The opening lines introduce the speaker and the people, "them," who will be the subject of his poem. He does not specify right away exactly who these people are—their identity will be developed over the course of the poem. Right away, however, the reader does know that there is a contrast between their dull "grey" surroundings and the "vivid faces" of the people the speaker encounters. They may be coming from their ordinary, everyday jobs at shops or offices, but on the inside, they have some unusually high degree of emotion or passion.
There is also a contrast drawn between these people and the speaker. The speaker does not seem to take their passion seriously. Rather than engaging with these people in a meaningful way, he simply "pass[es]" them with a mere nod or, if he must speak with them, only says "polite meaningless words." Whatever it is that animates these people, he does not wish to get involved with it. These contrasts—between the speaker and these people, between these people and their surroundings—prepare the reader for some conflict to arise later in the poem. The opening line foreshadows the result of this conflict by setting the poem at "close of day." At first, this phrase refers simply to evening, to night falling. But later in the poem, the speaker will use "nightfall" as an image of death. The speaker didn't know it at the time, but he was encountering these people near the close of their lives, shortly before their deaths.

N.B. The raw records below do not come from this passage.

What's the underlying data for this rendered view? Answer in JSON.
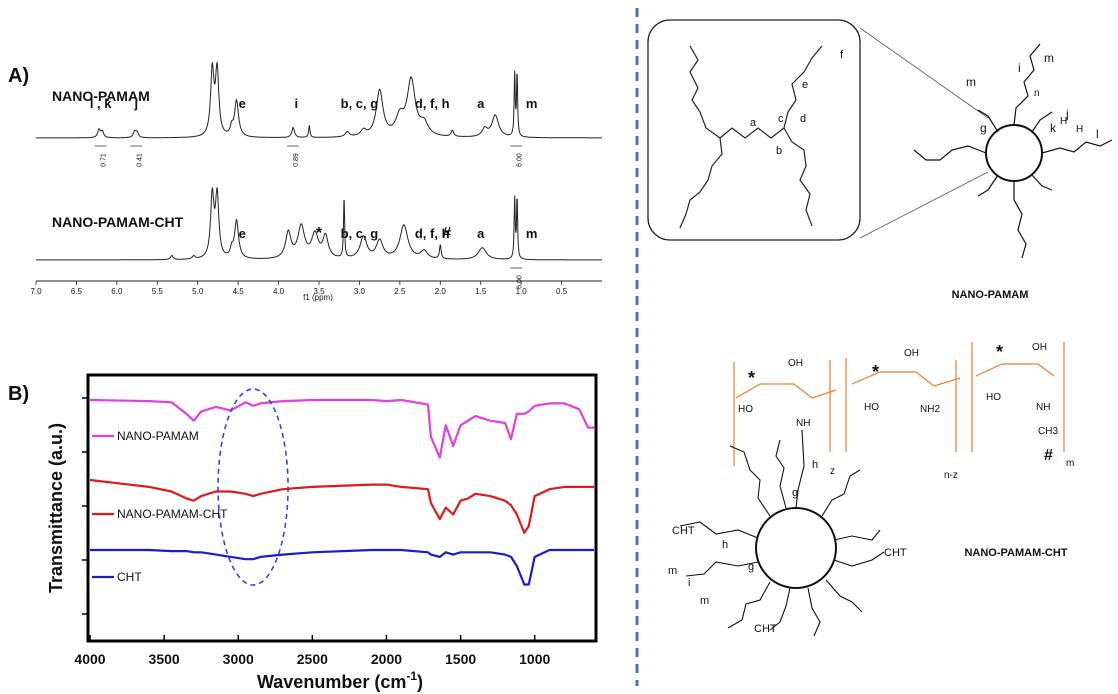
{
  "panels": {
    "a_label": "A)",
    "b_label": "B)"
  },
  "colors": {
    "divider": "#4472c4",
    "orange": "#ed7d31",
    "pamam_ftir": "#e23ee2",
    "cht_pamam_ftir": "#e0191a",
    "cht_ftir": "#1c1ad0",
    "ellipse": "#3344dd"
  },
  "nmr": {
    "axis_label": "f1 (ppm)",
    "ticks": [
      "7.0",
      "6.5",
      "6.0",
      "5.5",
      "5.0",
      "4.5",
      "4.0",
      "3.5",
      "3.0",
      "2.5",
      "2.0",
      "1.5",
      "1.0",
      "0.5"
    ],
    "spectra": [
      {
        "name": "NANO-PAMAM",
        "peaks": [
          {
            "ppm": 6.22,
            "h": 8,
            "w": 0.02
          },
          {
            "ppm": 6.18,
            "h": 6,
            "w": 0.02
          },
          {
            "ppm": 5.78,
            "h": 6,
            "w": 0.02
          },
          {
            "ppm": 5.75,
            "h": 5,
            "w": 0.02
          },
          {
            "ppm": 4.82,
            "h": 65,
            "w": 0.025
          },
          {
            "ppm": 4.76,
            "h": 65,
            "w": 0.025
          },
          {
            "ppm": 4.52,
            "h": 36,
            "w": 0.03
          },
          {
            "ppm": 4.58,
            "h": 8,
            "w": 0.02
          },
          {
            "ppm": 3.82,
            "h": 10,
            "w": 0.02
          },
          {
            "ppm": 3.62,
            "h": 12,
            "w": 0.01
          },
          {
            "ppm": 3.15,
            "h": 5,
            "w": 0.03
          },
          {
            "ppm": 2.95,
            "h": 6,
            "w": 0.04
          },
          {
            "ppm": 2.75,
            "h": 46,
            "w": 0.05
          },
          {
            "ppm": 2.5,
            "h": 18,
            "w": 0.06
          },
          {
            "ppm": 2.36,
            "h": 56,
            "w": 0.06
          },
          {
            "ppm": 2.2,
            "h": 12,
            "w": 0.06
          },
          {
            "ppm": 1.85,
            "h": 6,
            "w": 0.02
          },
          {
            "ppm": 1.45,
            "h": 8,
            "w": 0.04
          },
          {
            "ppm": 1.32,
            "h": 22,
            "w": 0.05
          },
          {
            "ppm": 1.08,
            "h": 62,
            "w": 0.008
          },
          {
            "ppm": 1.05,
            "h": 62,
            "w": 0.008
          }
        ],
        "integrals": [
          {
            "ppm": 6.2,
            "label": "0.71"
          },
          {
            "ppm": 5.76,
            "label": "0.41"
          },
          {
            "ppm": 3.82,
            "label": "0.89"
          },
          {
            "ppm": 1.06,
            "label": "6.00"
          }
        ],
        "peak_labels": [
          {
            "ppm": 6.2,
            "text": "l , k"
          },
          {
            "ppm": 5.76,
            "text": "j"
          },
          {
            "ppm": 4.45,
            "text": "e"
          },
          {
            "ppm": 3.78,
            "text": "i"
          },
          {
            "ppm": 3.0,
            "text": "b, c, g"
          },
          {
            "ppm": 2.1,
            "text": "d, f, h"
          },
          {
            "ppm": 1.5,
            "text": "a"
          },
          {
            "ppm": 0.87,
            "text": "m"
          }
        ]
      },
      {
        "name": "NANO-PAMAM-CHT",
        "peaks": [
          {
            "ppm": 5.32,
            "h": 4,
            "w": 0.02
          },
          {
            "ppm": 5.05,
            "h": 3,
            "w": 0.02
          },
          {
            "ppm": 4.82,
            "h": 62,
            "w": 0.025
          },
          {
            "ppm": 4.76,
            "h": 62,
            "w": 0.025
          },
          {
            "ppm": 4.52,
            "h": 38,
            "w": 0.03
          },
          {
            "ppm": 4.58,
            "h": 8,
            "w": 0.02
          },
          {
            "ppm": 3.88,
            "h": 26,
            "w": 0.04
          },
          {
            "ppm": 3.72,
            "h": 32,
            "w": 0.05
          },
          {
            "ppm": 3.55,
            "h": 24,
            "w": 0.05
          },
          {
            "ppm": 3.42,
            "h": 22,
            "w": 0.04
          },
          {
            "ppm": 3.19,
            "h": 60,
            "w": 0.008
          },
          {
            "ppm": 2.95,
            "h": 22,
            "w": 0.05
          },
          {
            "ppm": 2.75,
            "h": 18,
            "w": 0.05
          },
          {
            "ppm": 2.45,
            "h": 34,
            "w": 0.06
          },
          {
            "ppm": 2.2,
            "h": 8,
            "w": 0.05
          },
          {
            "ppm": 2.0,
            "h": 14,
            "w": 0.012
          },
          {
            "ppm": 1.48,
            "h": 12,
            "w": 0.06
          },
          {
            "ppm": 1.08,
            "h": 60,
            "w": 0.008
          },
          {
            "ppm": 1.05,
            "h": 60,
            "w": 0.008
          }
        ],
        "integrals": [
          {
            "ppm": 1.06,
            "label": "6.00"
          }
        ],
        "peak_labels": [
          {
            "ppm": 4.45,
            "text": "e"
          },
          {
            "ppm": 3.5,
            "text": "*"
          },
          {
            "ppm": 3.0,
            "text": "b, c, g"
          },
          {
            "ppm": 2.1,
            "text": "d, f, h"
          },
          {
            "ppm": 1.92,
            "text": "#"
          },
          {
            "ppm": 1.5,
            "text": "a"
          },
          {
            "ppm": 0.87,
            "text": "m"
          }
        ]
      }
    ]
  },
  "chart_data": {
    "type": "line",
    "title": "",
    "xlabel": "Wavenumber (cm-1)",
    "ylabel": "Transmittance (a.u.)",
    "xlim": [
      4000,
      600
    ],
    "x_ticks": [
      4000,
      3500,
      3000,
      2500,
      2000,
      1500,
      1000
    ],
    "x": [
      4000,
      3600,
      3450,
      3350,
      3300,
      3250,
      3150,
      3050,
      2950,
      2900,
      2850,
      2700,
      2500,
      2100,
      2000,
      1900,
      1720,
      1700,
      1640,
      1600,
      1550,
      1500,
      1450,
      1400,
      1300,
      1200,
      1160,
      1120,
      1070,
      1040,
      1000,
      900,
      800,
      700,
      640,
      600
    ],
    "series": [
      {
        "name": "NANO-PAMAM",
        "y": [
          0,
          -1,
          -2,
          -12,
          -18,
          -10,
          -6,
          -9,
          -2,
          -5,
          -3,
          -1,
          0,
          0,
          -1,
          0,
          -4,
          -32,
          -50,
          -22,
          -40,
          -22,
          -18,
          -14,
          -18,
          -20,
          -34,
          -12,
          -12,
          -10,
          -5,
          -3,
          -3,
          -8,
          -24,
          -24
        ]
      },
      {
        "name": "NANO-PAMAM-CHT",
        "y": [
          0,
          -6,
          -10,
          -16,
          -18,
          -14,
          -10,
          -10,
          -12,
          -14,
          -12,
          -8,
          -6,
          -4,
          -4,
          -6,
          -8,
          -20,
          -34,
          -24,
          -30,
          -18,
          -16,
          -12,
          -14,
          -18,
          -22,
          -30,
          -46,
          -40,
          -14,
          -8,
          -6,
          -6,
          -6,
          -6
        ]
      },
      {
        "name": "CHT",
        "y": [
          0,
          0,
          -1,
          -1,
          -2,
          -2,
          -4,
          -6,
          -8,
          -8,
          -6,
          -4,
          -2,
          0,
          0,
          0,
          -2,
          -4,
          -6,
          -2,
          -4,
          -2,
          -2,
          -2,
          -2,
          -4,
          -6,
          -14,
          -30,
          -30,
          -6,
          0,
          0,
          0,
          0,
          0
        ]
      }
    ],
    "legend_position": "left, next to each trace",
    "annotations": [
      "dashed ellipse around ~2900 cm-1"
    ],
    "grid": false
  },
  "structures": {
    "pamam_label": "NANO-PAMAM",
    "cht_label": "NANO-PAMAM-CHT",
    "inset_labels": [
      "e",
      "f",
      "a",
      "c",
      "d",
      "b"
    ],
    "ring_labels": [
      "m",
      "i",
      "m",
      "n",
      "g",
      "j",
      "k",
      "H",
      "H",
      "l"
    ],
    "chitosan": {
      "oh": "OH",
      "ho": "HO",
      "nh2": "NH2",
      "nh": "NH",
      "ch3": "CH3",
      "z": "z",
      "nz": "n-z",
      "m": "m",
      "star": "*",
      "hash": "#"
    },
    "cht_side": "CHT",
    "dendron_letters": [
      "h",
      "g",
      "i",
      "m",
      "h",
      "g",
      "m"
    ]
  }
}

The opening lines also introduce the poem's meter. The poem is written in a mix of trimeter and tetrameter, generally having three or four stressed syllables (beats) per line, but with an irregular number and varying placement of unstressed syllables. The first four lines, for example, scan this way:
I have met them at close of day (8 syllables)
Coming with vivid faces (7)
From counter or desk among grey (8)
Eighteenth-century houses. (7)
Lines 1 and 3 start with an unstressed syllable and end with a stressed syllable; lines 2 and 4 do the opposite. Line 1 begins with an anapest; line 3 begins with an iambic foot. Iambic feet are common in the poem, and the poem is fairly consistent with its three stressed syllables per line, but the unstressed syllables introduce considerable variety in the poem's overall rhythm and meter. This variation, besides adding interest to the pure sound of the poem, helps reflect the speaker's inner conflict about the people and events he is describing. He has difficulty deciding how to judge them, just as the poem seems to have difficulty deciding what exact rhythm to follow.